В качестве большой, Устенька могла теперь уходить из дому одна и бывала у отца ежедневно. Когда она объяснила ему, в чем дело, старик задумался.

— Мне кажется, папа, что тут и думать нечего. Как же я оставлю Дидю в таком положении одну? Она так привыкла ко мне, любит меня. Я останусь у Стабровских.

— Вот что скажет доктор, Устенька. Конечно, Стабровские — люди хорошие, но… Одним словом, ты у меня одна — помни это.

Даже старая нянька Матрена, примирившаяся в конце концов с тем, чтобы Устенька жила в ученье у поляков, и та была сейчас за нее. Что же, известно, что барышня Дидя порченая, ну, а только это самые пустяки. Всего-то дела свозить в Кунару, там один старичок юродивый всякую болезнь заговаривает.

Тарас Семеныч скрепя сердце согласился. Ему в первый раз пришло в голову, что ведь Устенька уже большая и до известной степени может иметь свое мнение. Затем у него своих дел было по горло: и с думскою службой и с своею мельницей.

— Как знаешь, Устенька. Ты уж сама не маленькая.

Стабровский очень был обрадован, когда «слявяночка» явилась обратно, счастливая своим молодым самопожертвованием. Даже Дидя, и та была рада, что Устенька опять будет с ней. Одним словом, все устроилось как нельзя лучше, и «славяночка» еще никогда не чувствовала себя такою счастливой. Да, она уже была нужна, и эта мысль приводила ее в восторг. Затем она так любила всю семью Стабровских, мисс Дудль, всех. В этом именно доме она нашла то, чего ей не могла дать даже отцовская любовь.

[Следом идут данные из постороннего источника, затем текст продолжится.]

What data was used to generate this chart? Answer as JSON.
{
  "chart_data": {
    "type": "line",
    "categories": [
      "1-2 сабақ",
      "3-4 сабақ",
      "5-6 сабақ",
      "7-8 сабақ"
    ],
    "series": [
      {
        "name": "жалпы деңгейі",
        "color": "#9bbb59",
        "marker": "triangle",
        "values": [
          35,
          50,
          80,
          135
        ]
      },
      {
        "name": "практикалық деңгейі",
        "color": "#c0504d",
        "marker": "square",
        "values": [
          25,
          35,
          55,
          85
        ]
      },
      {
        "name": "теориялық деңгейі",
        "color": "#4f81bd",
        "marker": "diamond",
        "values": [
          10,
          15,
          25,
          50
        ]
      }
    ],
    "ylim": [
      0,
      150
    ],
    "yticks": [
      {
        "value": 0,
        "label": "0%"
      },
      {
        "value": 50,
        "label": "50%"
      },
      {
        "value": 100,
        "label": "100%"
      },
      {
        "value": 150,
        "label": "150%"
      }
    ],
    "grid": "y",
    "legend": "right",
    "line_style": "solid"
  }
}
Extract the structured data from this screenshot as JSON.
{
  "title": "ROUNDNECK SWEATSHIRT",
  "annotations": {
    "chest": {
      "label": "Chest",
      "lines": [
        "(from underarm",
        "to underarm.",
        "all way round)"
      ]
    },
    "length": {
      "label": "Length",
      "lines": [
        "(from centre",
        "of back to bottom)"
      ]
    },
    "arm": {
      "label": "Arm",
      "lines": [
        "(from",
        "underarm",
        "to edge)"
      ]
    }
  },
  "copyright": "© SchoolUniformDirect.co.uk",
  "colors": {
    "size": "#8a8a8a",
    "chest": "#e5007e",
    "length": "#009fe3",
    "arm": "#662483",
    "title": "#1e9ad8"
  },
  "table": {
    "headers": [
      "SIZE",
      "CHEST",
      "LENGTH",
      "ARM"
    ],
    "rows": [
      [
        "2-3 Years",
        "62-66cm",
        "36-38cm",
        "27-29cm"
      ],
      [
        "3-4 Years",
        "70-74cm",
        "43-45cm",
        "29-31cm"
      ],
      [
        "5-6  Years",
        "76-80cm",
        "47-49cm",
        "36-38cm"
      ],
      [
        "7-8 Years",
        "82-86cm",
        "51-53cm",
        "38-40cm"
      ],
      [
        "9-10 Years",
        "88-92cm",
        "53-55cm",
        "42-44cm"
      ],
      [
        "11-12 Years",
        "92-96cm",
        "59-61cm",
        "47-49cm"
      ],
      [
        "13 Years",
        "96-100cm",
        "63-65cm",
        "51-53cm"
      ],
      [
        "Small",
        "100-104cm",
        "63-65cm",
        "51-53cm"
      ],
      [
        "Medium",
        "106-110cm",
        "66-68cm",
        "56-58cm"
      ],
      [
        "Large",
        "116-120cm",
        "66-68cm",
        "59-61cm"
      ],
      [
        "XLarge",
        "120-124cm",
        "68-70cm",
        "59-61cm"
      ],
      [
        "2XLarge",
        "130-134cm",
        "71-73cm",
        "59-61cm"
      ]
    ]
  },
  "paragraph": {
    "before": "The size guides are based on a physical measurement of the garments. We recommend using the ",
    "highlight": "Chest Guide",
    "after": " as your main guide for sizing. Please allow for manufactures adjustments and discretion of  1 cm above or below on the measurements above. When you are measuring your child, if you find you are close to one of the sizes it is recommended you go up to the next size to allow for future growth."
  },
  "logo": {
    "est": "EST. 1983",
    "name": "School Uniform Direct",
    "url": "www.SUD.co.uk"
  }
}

В течение четырех лет перед глазами «славяночки» развернулся целый мир, громадный и яркий, перед которым запольская действительность казалась такою ничтожной. Устенька могла уже читать по-французски и по-немецки, понимала по-английски и говорила по-польски. Эти первые шаги ввели ее в сокровищницу мировой литературы, начиная с классиков. Затем она училась музыке, которую страстно любила. Пани Стабровская заставляла ее читать по вечерам на трех языках и объясняла все непонятное. Дидя не любила читать, и ее не принуждали, так что всею обстановкой дорогого воспитания пользовалась собственно одна Устенька. В ее уме все лучшее теперь неразрывно связывалось с теми людьми, с которыми она жила, — в этом доме она родилась вторично. Часто, глядя из окна на улицу, Устенька приходила в ужас от одной мысли, что, не будь Стабровского, она так и осталась бы глупою купеческою дочерью, все интересы которой сосредоточиваются на нарядах и глупых провинциальных удовольствиях. Разве можно так жить, когда на свете так много хорошего? Заполье представлялось ей какою-то ямой. И какие ужасные люди кругом! Через прислугу и разговоры больших Устенька уже знала биографию Прасковьи Ивановны, роман Галактиона с Харитиной и т. д. Городские новости врывались в дом Стабровского, минуя самый строгий контроль мисс Дудль.